山上:GABA(ギャバ)成分はアミノ酸の一種「γ₋アミノ酪酸」で、幅広い研究結果からリラックス効果が報告されています。野菜や穀物、カカオなどにも入っている身近な成分ですので、日頃の生活に取り入れやすいものを選んで試していただきたいです。

池埜教授:ウォーキングは「歩くマインドフルネス」ですし、景色に意識を向けるのは「見るマインドフルネス」といえます。そして、ナイトチョコレートは「食べるマインドフルネス」です。マインドフルネスを通じてストレスから解放された毎日を送っていただきたいと思います。

ほんの少しでも身体の感覚に意識を向け、自分をいたわってあげて

 大盛況でセミナーが幕を閉じると、参加者は夜の水族園の自由観覧へ。

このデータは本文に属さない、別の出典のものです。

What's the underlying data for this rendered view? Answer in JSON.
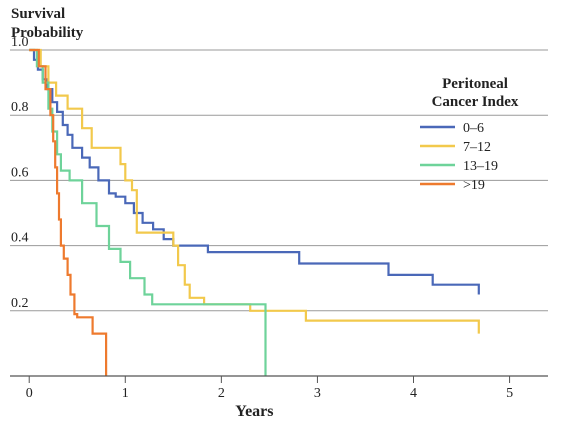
{
  "chart_data": {
    "type": "line",
    "step": true,
    "title_lines": [
      "Survival",
      "Probability"
    ],
    "xlabel": "Years",
    "ylabel": "",
    "xlim": [
      -0.2,
      5.4
    ],
    "ylim": [
      0,
      1.0
    ],
    "x_ticks": [
      0,
      1,
      2,
      3,
      4,
      5
    ],
    "x_tick_labels": [
      "0",
      "1",
      "2",
      "3",
      "4",
      "5"
    ],
    "y_ticks": [
      0.2,
      0.4,
      0.6,
      0.8,
      1.0
    ],
    "y_tick_labels": [
      "0.2",
      "0.4",
      "0.6",
      "0.8",
      "1.0"
    ],
    "grid": "horizontal",
    "legend": {
      "title_lines": [
        "Peritoneal",
        "Cancer Index"
      ],
      "placement": "right"
    },
    "series": [
      {
        "name": "0–6",
        "color": "#4a68b8",
        "x": [
          0,
          0.05,
          0.09,
          0.14,
          0.19,
          0.24,
          0.29,
          0.35,
          0.4,
          0.45,
          0.55,
          0.63,
          0.72,
          0.83,
          0.9,
          1.0,
          1.09,
          1.18,
          1.29,
          1.4,
          1.5,
          1.86,
          2.81,
          3.74,
          4.2,
          4.68
        ],
        "y": [
          1.0,
          0.97,
          0.94,
          0.91,
          0.88,
          0.84,
          0.81,
          0.77,
          0.74,
          0.7,
          0.67,
          0.64,
          0.6,
          0.56,
          0.55,
          0.53,
          0.5,
          0.47,
          0.45,
          0.42,
          0.4,
          0.38,
          0.345,
          0.31,
          0.28,
          0.25
        ]
      },
      {
        "name": "7–12",
        "color": "#f2c94c",
        "x": [
          0,
          0.12,
          0.2,
          0.28,
          0.4,
          0.55,
          0.65,
          0.95,
          1.0,
          1.07,
          1.12,
          1.5,
          1.55,
          1.62,
          1.67,
          1.82,
          2.3,
          2.88,
          4.68
        ],
        "y": [
          1.0,
          0.95,
          0.9,
          0.86,
          0.82,
          0.76,
          0.7,
          0.65,
          0.6,
          0.57,
          0.44,
          0.4,
          0.34,
          0.28,
          0.24,
          0.22,
          0.2,
          0.17,
          0.13
        ]
      },
      {
        "name": "13–19",
        "color": "#6ed39a",
        "x": [
          0,
          0.08,
          0.14,
          0.2,
          0.24,
          0.29,
          0.33,
          0.42,
          0.55,
          0.7,
          0.83,
          0.95,
          1.05,
          1.2,
          1.28,
          2.46
        ],
        "y": [
          1.0,
          0.95,
          0.9,
          0.82,
          0.75,
          0.68,
          0.63,
          0.6,
          0.53,
          0.46,
          0.39,
          0.35,
          0.3,
          0.25,
          0.22,
          0.0
        ]
      },
      {
        "name": ">19",
        "color": "#ee7a2e",
        "x": [
          0,
          0.1,
          0.17,
          0.22,
          0.25,
          0.27,
          0.29,
          0.31,
          0.33,
          0.36,
          0.4,
          0.43,
          0.47,
          0.5,
          0.66,
          0.8
        ],
        "y": [
          1.0,
          0.95,
          0.88,
          0.8,
          0.72,
          0.64,
          0.56,
          0.48,
          0.4,
          0.36,
          0.31,
          0.25,
          0.19,
          0.18,
          0.13,
          0.0
        ]
      }
    ]
  }
}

閉館後のひっそりとした館内を散策し、水槽を眺めたり、写真を撮ったりしながら、泳ぐ魚たちと一緒に思い思いに「今この瞬間」を楽しんでいました。

 ストレス対処の第一歩は、気付くこと。忙しい毎日ですが、ほんの少しでも身体の感覚に意識を向ける時間をつくり、自分をいたわってあげてください。